After promptly purchasing our Oceanjet ticket at the counter in Pier 1, we boarded the fastcraft to Tagbilaran, Bohol’s capital. The vessel wasn’t full so as soon it left port promptly at 7am, we changed seats. We all managed to catch some winks in the 2-hour trip. I was especially lulled as the fastcraft rocked along a mildly turbulent section. Disembarking at the Tagbilaran port, we were met by touts offering transport and tours. We found our driver which we had booked earlier (Php 1,600/pax based on 3 pax) for a private “Countryside Tour” on board a car.
The only time I had been to Bohol was at Panglao more than a decade ago so this was all new to me.
It was interesting how the driver seemed apologetic that they only had 3 small malls and no SM. I guess, malls have become some sort of status symbols for locals to show-off to tourists (“See how progressive we are! There’s an SM!”). I did tell him that 3 malls is actually too many and they have no need for an SM. Let me say that again: They have no need for an SM.
Anyway, we sped to Carmen for our first stop: the Chocolate Hills. Leaving Tagbilaran, the 2-lane main road was soon flanked by vast ricefields and forested hills. The previous day’s rains had given the countryside a nice sheen of verdant green. After an hour’s drive, we reached the drop-off point for the 200+ steps to the view deck and saw this:
The lush landscape stretched as far as the eyes could see. It was relaxing just looking at the green gorgeousness. Geological explanations aside, it was easy to imagine that these mounds were caused by two quarelling mud-slinging giants.
Next stop were the tarsiers at the Tarsier Conservation Centre. The small patch of land had about 5 resident tarsiers clinging on to sign-posted trees where helpful guides point them out to you.
Being nocturnal animals, these cute primates were obviously NR (no reaction). Annie said that in her last visit a few years ago, guides would put them on visitor’s shoulders for photo-ops. Thankfully, it has since been stopped. I was surprised they even did it in the first place. Tarsiers get stressed easily. They’re solitary animals and when they get stressed, they bang their heads on trees to commit suicide. It’s always best to leave them by their lonesome selves. They also hate noise so keep quiet.
On our way to the hanging bridge, we passed through the forest that was planted in the 1960s to prevent soil erosion. Pretty enough for photo-ops. Just make sure you don’t get run-over by speeding vehicles.
This bridge is used by locals but has since been turned into a tourist attraction and was featured in a popular film. Nothing to do much here but to cross and be met by a few souvenir stalls and refreshment vendors.

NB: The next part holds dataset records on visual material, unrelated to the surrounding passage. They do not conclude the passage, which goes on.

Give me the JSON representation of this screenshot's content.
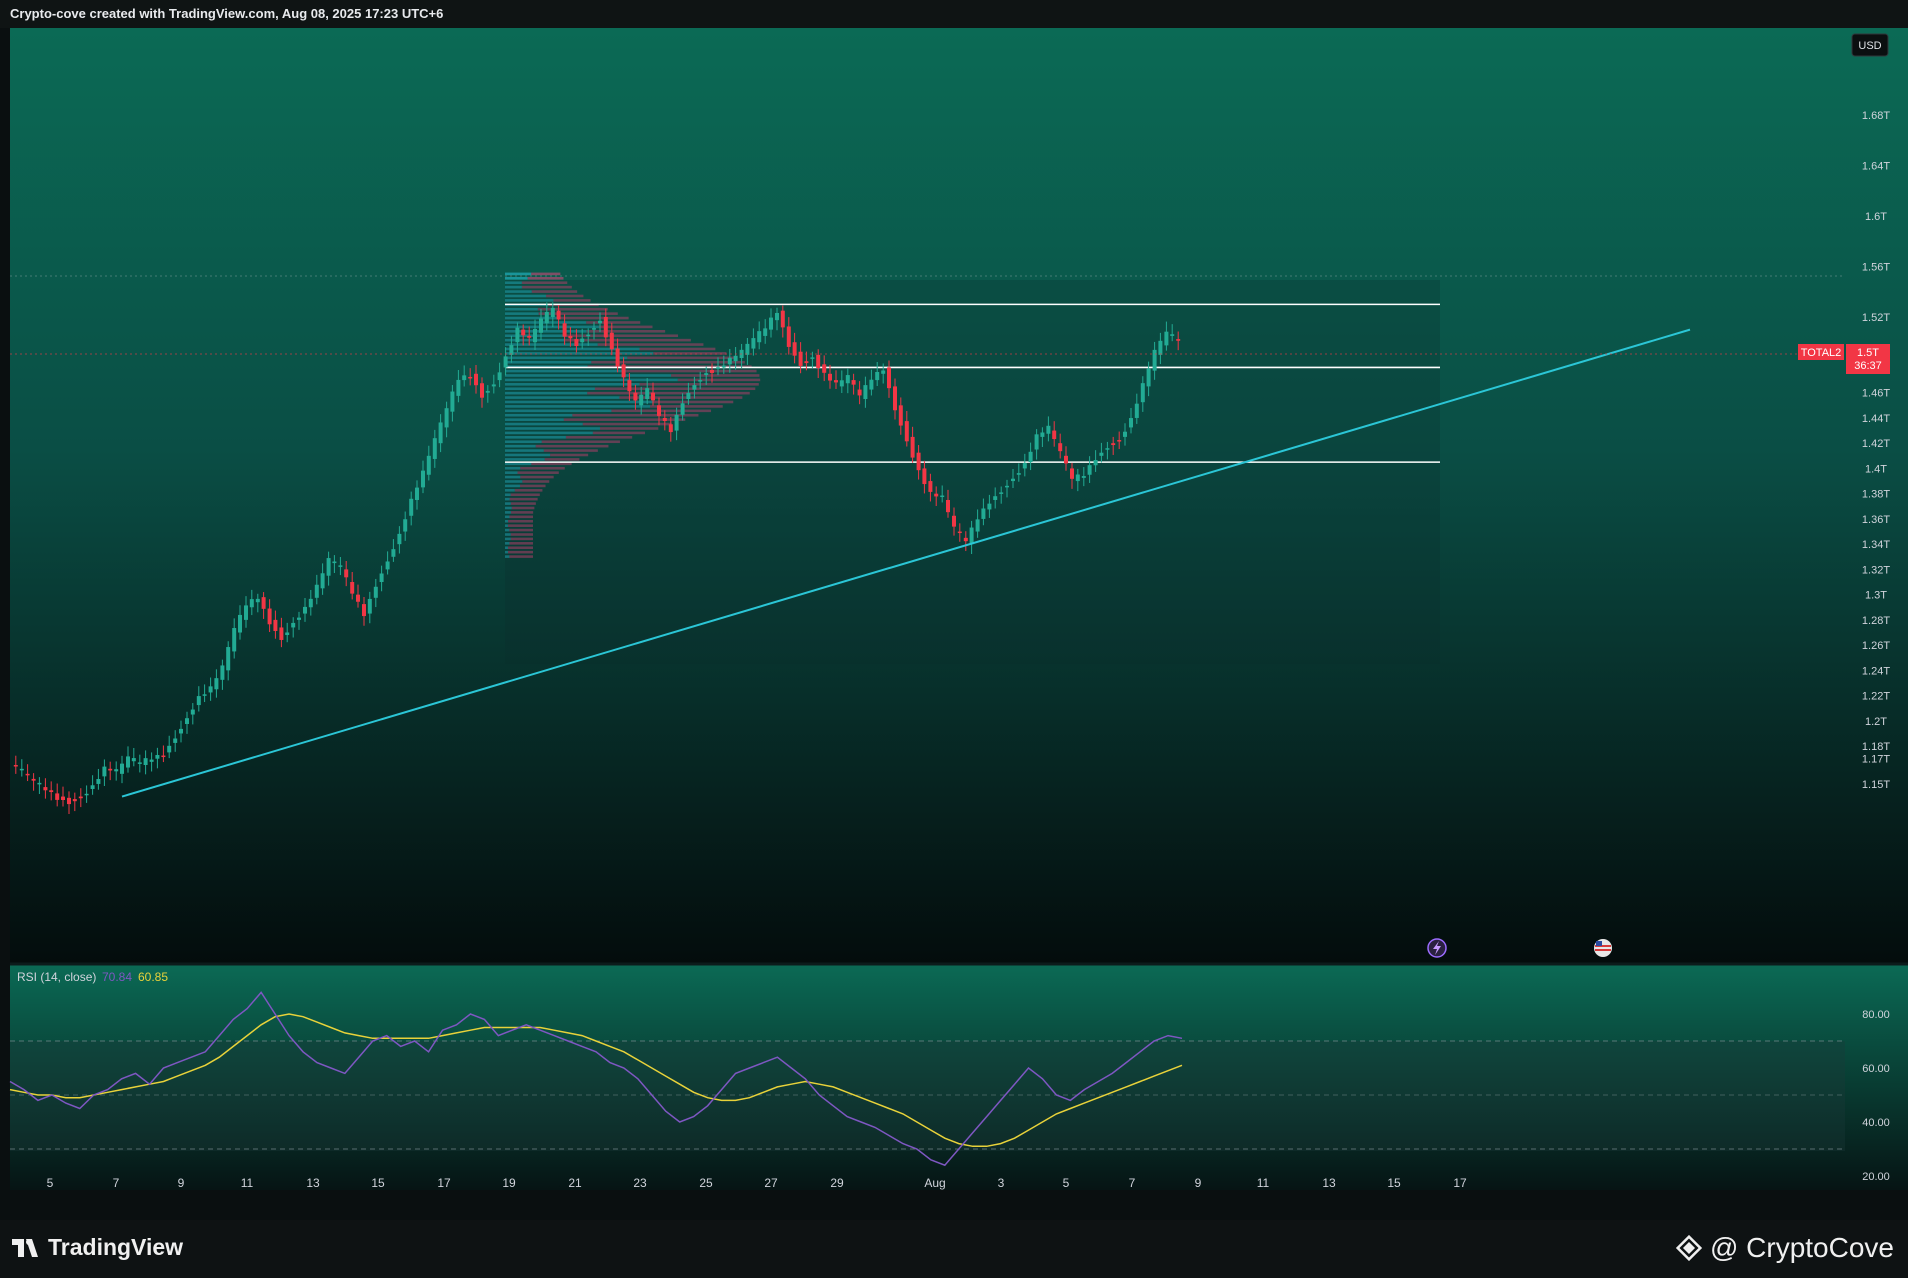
{
  "header": {
    "title": "Crypto-cove created with TradingView.com, Aug 08, 2025 17:23 UTC+6"
  },
  "currency_button": {
    "label": "USD"
  },
  "symbol_tag": {
    "label": "TOTAL2",
    "price": "1.5T",
    "countdown": "36:37"
  },
  "colors": {
    "up": "#22ab94",
    "down": "#f23645",
    "trendline": "#2bc6d6",
    "rsi_line": "#7e57c2",
    "rsi_ma": "#e8d23a",
    "profile_up": "#26c6da",
    "profile_down": "#e0457b"
  },
  "icons": [
    "lightning-icon",
    "us-flag-icon",
    "tradingview-logo-icon",
    "binance-diamond-icon"
  ],
  "rsi": {
    "title": "RSI (14, close)",
    "value": "70.84",
    "ma_value": "60.85"
  },
  "footer": {
    "brand": "TradingView",
    "handle": "@ CryptoCove"
  },
  "chart_data": [
    {
      "type": "candlestick",
      "symbol": "TOTAL2",
      "currency": "USD",
      "interval_note": "4H candles, Aug 2025 crypto market cap excluding BTC",
      "y_axis_ticks": [
        "1.68T",
        "1.64T",
        "1.6T",
        "1.56T",
        "1.52T",
        "1.48T",
        "1.46T",
        "1.44T",
        "1.42T",
        "1.4T",
        "1.38T",
        "1.36T",
        "1.34T",
        "1.32T",
        "1.3T",
        "1.28T",
        "1.26T",
        "1.24T",
        "1.22T",
        "1.2T",
        "1.18T",
        "1.17T",
        "1.15T"
      ],
      "x_axis_ticks": [
        "5",
        "7",
        "9",
        "11",
        "13",
        "15",
        "17",
        "19",
        "21",
        "23",
        "25",
        "27",
        "29",
        "Aug",
        "3",
        "5",
        "7",
        "9",
        "11",
        "13",
        "15",
        "17"
      ],
      "last_price": 1.5,
      "horizontal_levels": [
        1.53,
        1.48,
        1.405
      ],
      "trendline": {
        "from": [
          "Jul 8",
          1.14
        ],
        "to": [
          "Aug 15",
          1.51
        ]
      },
      "close_path": [
        [
          0,
          1.165
        ],
        [
          1,
          1.158
        ],
        [
          2,
          1.15
        ],
        [
          3,
          1.145
        ],
        [
          4,
          1.14
        ],
        [
          5,
          1.138
        ],
        [
          6,
          1.142
        ],
        [
          7,
          1.15
        ],
        [
          8,
          1.162
        ],
        [
          9,
          1.158
        ],
        [
          10,
          1.168
        ],
        [
          11,
          1.165
        ],
        [
          12,
          1.17
        ],
        [
          13,
          1.175
        ],
        [
          14,
          1.19
        ],
        [
          15,
          1.205
        ],
        [
          16,
          1.22
        ],
        [
          17,
          1.225
        ],
        [
          18,
          1.24
        ],
        [
          19,
          1.27
        ],
        [
          20,
          1.29
        ],
        [
          21,
          1.298
        ],
        [
          22,
          1.28
        ],
        [
          23,
          1.268
        ],
        [
          24,
          1.28
        ],
        [
          25,
          1.29
        ],
        [
          26,
          1.305
        ],
        [
          27,
          1.325
        ],
        [
          28,
          1.32
        ],
        [
          29,
          1.3
        ],
        [
          30,
          1.285
        ],
        [
          31,
          1.31
        ],
        [
          32,
          1.33
        ],
        [
          33,
          1.35
        ],
        [
          34,
          1.375
        ],
        [
          35,
          1.395
        ],
        [
          36,
          1.42
        ],
        [
          37,
          1.445
        ],
        [
          38,
          1.47
        ],
        [
          39,
          1.475
        ],
        [
          40,
          1.46
        ],
        [
          41,
          1.47
        ],
        [
          42,
          1.49
        ],
        [
          43,
          1.51
        ],
        [
          44,
          1.5
        ],
        [
          45,
          1.515
        ],
        [
          46,
          1.525
        ],
        [
          47,
          1.505
        ],
        [
          48,
          1.5
        ],
        [
          49,
          1.51
        ],
        [
          50,
          1.52
        ],
        [
          51,
          1.495
        ],
        [
          52,
          1.47
        ],
        [
          53,
          1.45
        ],
        [
          54,
          1.46
        ],
        [
          55,
          1.44
        ],
        [
          56,
          1.43
        ],
        [
          57,
          1.455
        ],
        [
          58,
          1.47
        ],
        [
          59,
          1.478
        ],
        [
          60,
          1.48
        ],
        [
          61,
          1.485
        ],
        [
          62,
          1.49
        ],
        [
          63,
          1.5
        ],
        [
          64,
          1.51
        ],
        [
          65,
          1.525
        ],
        [
          66,
          1.5
        ],
        [
          67,
          1.485
        ],
        [
          68,
          1.49
        ],
        [
          69,
          1.475
        ],
        [
          70,
          1.465
        ],
        [
          71,
          1.47
        ],
        [
          72,
          1.455
        ],
        [
          73,
          1.47
        ],
        [
          74,
          1.48
        ],
        [
          75,
          1.45
        ],
        [
          76,
          1.425
        ],
        [
          77,
          1.4
        ],
        [
          78,
          1.38
        ],
        [
          79,
          1.375
        ],
        [
          80,
          1.35
        ],
        [
          81,
          1.34
        ],
        [
          82,
          1.36
        ],
        [
          83,
          1.375
        ],
        [
          84,
          1.385
        ],
        [
          85,
          1.395
        ],
        [
          86,
          1.405
        ],
        [
          87,
          1.425
        ],
        [
          88,
          1.43
        ],
        [
          89,
          1.41
        ],
        [
          90,
          1.39
        ],
        [
          91,
          1.395
        ],
        [
          92,
          1.41
        ],
        [
          93,
          1.42
        ],
        [
          94,
          1.425
        ],
        [
          95,
          1.44
        ],
        [
          96,
          1.465
        ],
        [
          97,
          1.49
        ],
        [
          98,
          1.505
        ],
        [
          99,
          1.5
        ]
      ]
    },
    {
      "type": "line",
      "title": "RSI (14, close)",
      "y_axis_ticks": [
        "80.00",
        "60.00",
        "40.00",
        "20.00"
      ],
      "bands": [
        70,
        50,
        30
      ],
      "series": [
        {
          "name": "RSI",
          "values": [
            55,
            52,
            48,
            50,
            47,
            45,
            50,
            52,
            56,
            58,
            54,
            60,
            62,
            64,
            66,
            72,
            78,
            82,
            88,
            80,
            72,
            66,
            62,
            60,
            58,
            64,
            70,
            72,
            68,
            70,
            66,
            74,
            76,
            80,
            78,
            72,
            74,
            76,
            74,
            72,
            70,
            68,
            66,
            62,
            60,
            56,
            50,
            44,
            40,
            42,
            46,
            52,
            58,
            60,
            62,
            64,
            60,
            56,
            50,
            46,
            42,
            40,
            38,
            35,
            32,
            30,
            26,
            24,
            30,
            36,
            42,
            48,
            54,
            60,
            56,
            50,
            48,
            52,
            55,
            58,
            62,
            66,
            70,
            72,
            71
          ]
        },
        {
          "name": "RSI MA",
          "values": [
            52,
            51,
            50,
            50,
            49,
            49,
            50,
            51,
            52,
            53,
            54,
            55,
            57,
            59,
            61,
            64,
            68,
            72,
            76,
            79,
            80,
            79,
            77,
            75,
            73,
            72,
            71,
            71,
            71,
            71,
            71,
            72,
            73,
            74,
            75,
            75,
            75,
            75,
            75,
            74,
            73,
            72,
            70,
            68,
            66,
            63,
            60,
            57,
            54,
            51,
            49,
            48,
            48,
            49,
            51,
            53,
            54,
            55,
            54,
            53,
            51,
            49,
            47,
            45,
            43,
            40,
            37,
            34,
            32,
            31,
            31,
            32,
            34,
            37,
            40,
            43,
            45,
            47,
            49,
            51,
            53,
            55,
            57,
            59,
            61
          ]
        }
      ]
    }
  ]
}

It was 12nn when we got to the boat docks for lunch at one of the floating restaurants at the Loboc River. Our driver got us our tickets which we presented at the counter and we were directed to the right gate and boat. All very efficient. The buffet lunch was fried chicken, pork barbecue, fried fish fillet, pansit, some salads, dessert, and bottomlessiced-tea. Generally good for the price and place. We started eating while still docked. As the eating wound down, the trip began (you can continue eating all throughout the trip). Our assigned table was at the front of the boat which gave us unrestricted views.
The acoustic music of the “manong” was fun but I think I prefer silence or at least Visayan folksongs (he did sing a few though) for better atmosphere.
The trip included a stop at one of two riverside platforms where locals sings songs and play ukelele. More interesting is the old man playing the bandurria.
The experience was worth it, albeit touristy with all the singing and the lunch was not too bad. The river wasn’t crowded as they seemed to time the boat departures. I saw a small banca with two foreign tourists and I think I would prefer that as it would be closer to the water and quieter.
After lunch, it was time to see snakes and butterflies. Unfortunately, unless you’re a die-hard fan of snakes and butterflies, you can skip the attractions known as Giant Snake and the Butterfly Farm. The latter just features the stuffed 5ft python that was caught in the wild in 1996, kept in captivity, and died in 2003. There are 2 resident pythons now (not as big) plus a few smaller ones. The caged animals (monkeys, civet cat, and birds) are a big big NO. The only entertaining person there is a cross-dresser named Marimar who has been guiding guests around since 1996. Her spiel is funny and even entertaimed us with a lipsynced number.
In the case of the butterfly farm, there were just a few butterflies in a small enclosure of bonsais. The only fun thing to do is having your pic taken super-imposed with butterfly wings.
We skipped the Blood Compact shrine as it was just a monument by the side of a hotel facing the sea. They shouldn’t have allowed the hotel to be built as it simply relegated the shrine to a mere cramped side attraction. We also skipped the churches as they’re still being rebuilt from rubble after the devastating earthquake.
Back at the pier, we managed to change our 6am tickets to 3:30 which was departing in a few minutes.